Surface properties of clean, and with adsorbed oxygen, surfaces of CdTe (110), {111}, and (100) and of CdSe {0001} studied by electron-energy-loss spectroscopy and Auger-electron spectroscopy

Abstract

Surface electronic states and oxidation properties of CdTe (110), {111}, and (100) surfaces and CdSe {0001} surfaces have been studied with low-energy electron-loss spectroscopy, Auger-electron spectroscopy, and low-energy-electron diffraction. The surface losses due to the transitions from the Cd-$4d$ core level locate the empty Cd-derived surface states at 2.5 [for the (110) and (111) plane] or 3.0 eV [for the (100)] in CdTe and 2.7 eV in CdSe, with respect to the valence-band maximum.

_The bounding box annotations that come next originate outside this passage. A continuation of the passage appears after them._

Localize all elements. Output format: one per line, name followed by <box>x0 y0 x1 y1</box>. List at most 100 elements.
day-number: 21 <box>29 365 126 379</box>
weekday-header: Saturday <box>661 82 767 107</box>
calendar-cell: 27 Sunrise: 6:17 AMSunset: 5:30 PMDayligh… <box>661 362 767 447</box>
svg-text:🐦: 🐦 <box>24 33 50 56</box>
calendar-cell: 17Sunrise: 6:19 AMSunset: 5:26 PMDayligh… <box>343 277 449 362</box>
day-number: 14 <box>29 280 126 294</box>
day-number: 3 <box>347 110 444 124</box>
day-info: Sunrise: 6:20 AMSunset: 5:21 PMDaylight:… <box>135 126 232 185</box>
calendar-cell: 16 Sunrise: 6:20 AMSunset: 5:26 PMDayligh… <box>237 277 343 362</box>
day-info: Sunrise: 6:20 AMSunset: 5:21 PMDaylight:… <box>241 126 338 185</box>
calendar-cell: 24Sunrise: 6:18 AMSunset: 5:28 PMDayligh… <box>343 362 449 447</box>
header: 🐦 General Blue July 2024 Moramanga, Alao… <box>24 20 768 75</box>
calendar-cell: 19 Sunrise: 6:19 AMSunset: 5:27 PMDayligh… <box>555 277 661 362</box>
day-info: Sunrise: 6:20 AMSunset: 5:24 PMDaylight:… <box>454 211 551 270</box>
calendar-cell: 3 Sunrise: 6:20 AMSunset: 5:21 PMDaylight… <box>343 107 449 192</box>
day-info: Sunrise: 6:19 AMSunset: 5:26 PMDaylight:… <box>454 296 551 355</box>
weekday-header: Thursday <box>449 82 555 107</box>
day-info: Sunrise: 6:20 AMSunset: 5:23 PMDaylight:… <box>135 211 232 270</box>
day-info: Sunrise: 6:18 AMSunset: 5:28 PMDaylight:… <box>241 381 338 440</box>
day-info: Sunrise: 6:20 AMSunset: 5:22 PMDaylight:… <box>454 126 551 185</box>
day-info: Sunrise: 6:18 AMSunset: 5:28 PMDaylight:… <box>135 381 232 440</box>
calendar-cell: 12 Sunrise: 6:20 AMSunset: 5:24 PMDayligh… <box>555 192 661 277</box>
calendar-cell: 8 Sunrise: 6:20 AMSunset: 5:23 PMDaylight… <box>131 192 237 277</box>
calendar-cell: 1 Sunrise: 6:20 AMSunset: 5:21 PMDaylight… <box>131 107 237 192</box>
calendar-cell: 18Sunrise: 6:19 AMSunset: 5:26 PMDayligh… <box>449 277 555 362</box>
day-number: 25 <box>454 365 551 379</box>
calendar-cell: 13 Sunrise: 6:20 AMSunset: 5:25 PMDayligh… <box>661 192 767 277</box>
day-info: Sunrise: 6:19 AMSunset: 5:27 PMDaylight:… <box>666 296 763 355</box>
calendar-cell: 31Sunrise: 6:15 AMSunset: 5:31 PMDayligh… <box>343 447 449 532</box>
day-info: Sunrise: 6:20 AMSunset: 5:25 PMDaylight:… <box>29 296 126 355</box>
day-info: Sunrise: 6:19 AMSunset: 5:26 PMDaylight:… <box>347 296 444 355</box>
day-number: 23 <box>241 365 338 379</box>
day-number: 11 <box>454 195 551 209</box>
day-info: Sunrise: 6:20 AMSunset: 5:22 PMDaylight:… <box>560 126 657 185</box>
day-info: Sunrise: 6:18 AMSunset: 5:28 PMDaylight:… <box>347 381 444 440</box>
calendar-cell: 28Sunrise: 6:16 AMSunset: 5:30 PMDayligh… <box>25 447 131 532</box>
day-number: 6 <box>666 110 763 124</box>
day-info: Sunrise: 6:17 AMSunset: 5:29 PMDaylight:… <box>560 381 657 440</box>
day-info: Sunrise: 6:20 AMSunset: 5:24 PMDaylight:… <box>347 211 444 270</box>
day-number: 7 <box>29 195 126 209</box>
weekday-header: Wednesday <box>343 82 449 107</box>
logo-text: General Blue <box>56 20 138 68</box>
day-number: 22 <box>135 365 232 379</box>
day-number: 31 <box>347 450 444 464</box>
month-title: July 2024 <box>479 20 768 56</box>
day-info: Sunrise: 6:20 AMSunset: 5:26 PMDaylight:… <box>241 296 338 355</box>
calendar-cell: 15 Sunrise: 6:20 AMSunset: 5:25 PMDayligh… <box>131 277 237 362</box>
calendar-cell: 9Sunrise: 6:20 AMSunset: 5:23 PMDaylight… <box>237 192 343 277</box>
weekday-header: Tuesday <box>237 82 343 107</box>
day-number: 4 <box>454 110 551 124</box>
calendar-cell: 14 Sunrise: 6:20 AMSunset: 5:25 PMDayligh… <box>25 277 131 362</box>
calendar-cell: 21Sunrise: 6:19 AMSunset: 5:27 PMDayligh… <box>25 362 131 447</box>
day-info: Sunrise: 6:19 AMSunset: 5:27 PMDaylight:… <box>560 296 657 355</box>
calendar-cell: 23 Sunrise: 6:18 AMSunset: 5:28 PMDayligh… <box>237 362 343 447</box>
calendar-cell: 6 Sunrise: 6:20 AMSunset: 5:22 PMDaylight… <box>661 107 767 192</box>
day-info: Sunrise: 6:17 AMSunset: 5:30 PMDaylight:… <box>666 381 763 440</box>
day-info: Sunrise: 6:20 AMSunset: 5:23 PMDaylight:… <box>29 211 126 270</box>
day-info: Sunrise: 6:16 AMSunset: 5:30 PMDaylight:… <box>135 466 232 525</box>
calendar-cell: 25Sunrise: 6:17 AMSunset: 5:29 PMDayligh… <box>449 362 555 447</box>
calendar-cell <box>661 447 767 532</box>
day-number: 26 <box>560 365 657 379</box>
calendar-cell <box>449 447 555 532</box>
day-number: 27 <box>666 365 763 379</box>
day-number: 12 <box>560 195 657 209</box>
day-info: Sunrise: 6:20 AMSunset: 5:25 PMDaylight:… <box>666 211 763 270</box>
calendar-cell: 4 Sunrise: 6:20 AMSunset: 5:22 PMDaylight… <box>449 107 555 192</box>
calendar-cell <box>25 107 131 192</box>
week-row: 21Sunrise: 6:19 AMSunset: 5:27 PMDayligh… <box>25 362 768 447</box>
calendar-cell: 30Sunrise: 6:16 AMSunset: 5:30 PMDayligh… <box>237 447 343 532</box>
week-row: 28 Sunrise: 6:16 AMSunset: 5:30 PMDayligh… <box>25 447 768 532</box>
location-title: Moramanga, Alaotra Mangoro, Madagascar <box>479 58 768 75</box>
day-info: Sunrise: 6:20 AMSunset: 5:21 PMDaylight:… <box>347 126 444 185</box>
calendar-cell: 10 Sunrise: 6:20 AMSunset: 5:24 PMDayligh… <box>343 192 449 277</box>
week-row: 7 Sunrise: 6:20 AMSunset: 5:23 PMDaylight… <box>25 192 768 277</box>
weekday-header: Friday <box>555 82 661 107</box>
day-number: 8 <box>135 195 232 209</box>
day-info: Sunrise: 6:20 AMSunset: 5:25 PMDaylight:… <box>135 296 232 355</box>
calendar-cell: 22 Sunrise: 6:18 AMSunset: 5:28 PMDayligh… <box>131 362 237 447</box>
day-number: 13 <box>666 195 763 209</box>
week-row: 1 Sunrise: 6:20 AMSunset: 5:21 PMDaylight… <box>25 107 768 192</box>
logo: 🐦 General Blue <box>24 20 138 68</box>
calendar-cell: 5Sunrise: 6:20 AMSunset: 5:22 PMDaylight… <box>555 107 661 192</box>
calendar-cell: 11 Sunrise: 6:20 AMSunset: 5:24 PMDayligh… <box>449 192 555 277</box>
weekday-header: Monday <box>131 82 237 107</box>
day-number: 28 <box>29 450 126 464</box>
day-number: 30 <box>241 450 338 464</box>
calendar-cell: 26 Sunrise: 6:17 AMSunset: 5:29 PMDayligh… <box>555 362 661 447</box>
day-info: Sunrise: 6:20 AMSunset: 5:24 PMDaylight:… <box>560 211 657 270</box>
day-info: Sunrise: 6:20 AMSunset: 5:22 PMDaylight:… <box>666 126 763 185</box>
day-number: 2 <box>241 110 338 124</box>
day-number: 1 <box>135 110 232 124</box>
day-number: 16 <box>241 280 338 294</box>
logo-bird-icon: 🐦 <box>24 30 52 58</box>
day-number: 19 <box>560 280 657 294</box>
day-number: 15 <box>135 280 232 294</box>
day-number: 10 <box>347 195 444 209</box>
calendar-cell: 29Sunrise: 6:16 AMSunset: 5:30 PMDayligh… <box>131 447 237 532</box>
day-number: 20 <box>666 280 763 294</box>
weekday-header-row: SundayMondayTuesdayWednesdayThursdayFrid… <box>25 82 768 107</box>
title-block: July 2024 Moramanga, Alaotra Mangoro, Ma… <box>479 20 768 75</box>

The losses appearing at 61 and 66.2 eV in CdSe are identified as due to the transitions from the Se-$3d$ core level to the Se-derived surface states lying at about 8 and 13 eV above the valence-band maximum. No corresponding Te-derived empty surface states, i.e., transitions from the Te-$4d$ level to Te-derived surface states, have been detected for CdTe. Oxygen uptake on the ordered surface is very slow when the surface is exposed to molecular oxygen; the initial sticking coefficients are ${10}^{-13\mathrm{}}$ for CdTe (100), less than ${10}^{-14\mathrm{}}$ for CdTe (110), and ${10}^{-14\mathrm{}}$ for CdSe (0001). Oxidation is stimulated drastically by electron-beam irradiation on the surface exposed to molecular oxygen and bulklike oxide overlayers are formed. Upon oxidation of CdTe surfaces, the shifted Te-$4d$ loss due to Te${\mathrm{O}}_2$ occurs at rather early stages of oxidation and grows in magnitude with oxygen uptake, and the loss spectrum from the heavily oxidized surface resembles that of Te${\mathrm{O}}_2$, while formation of neither a CdO nor a Cd element is evident. These findings indicate that the oxygen adsorbs preferentially on surface Te atoms by breaking the back bonds at the initial stages of oxidation, and then oxidation proceeds into the bulk, forming the oxide overlayer composed entirely of Te${\mathrm{O}}_2$. In the case of the CdSe (0001) surface, oxygen adsorbs only on the surface Se atoms without breaking the back bonds at the initial stages of oxidation, and then it seems to adsorb with a breaking of the back bonds, and both selenium oxide and cadmium oxide are formed, although part of the selenium oxide sublimes away from the surface, leaving the oxide overlayer rich in CdO.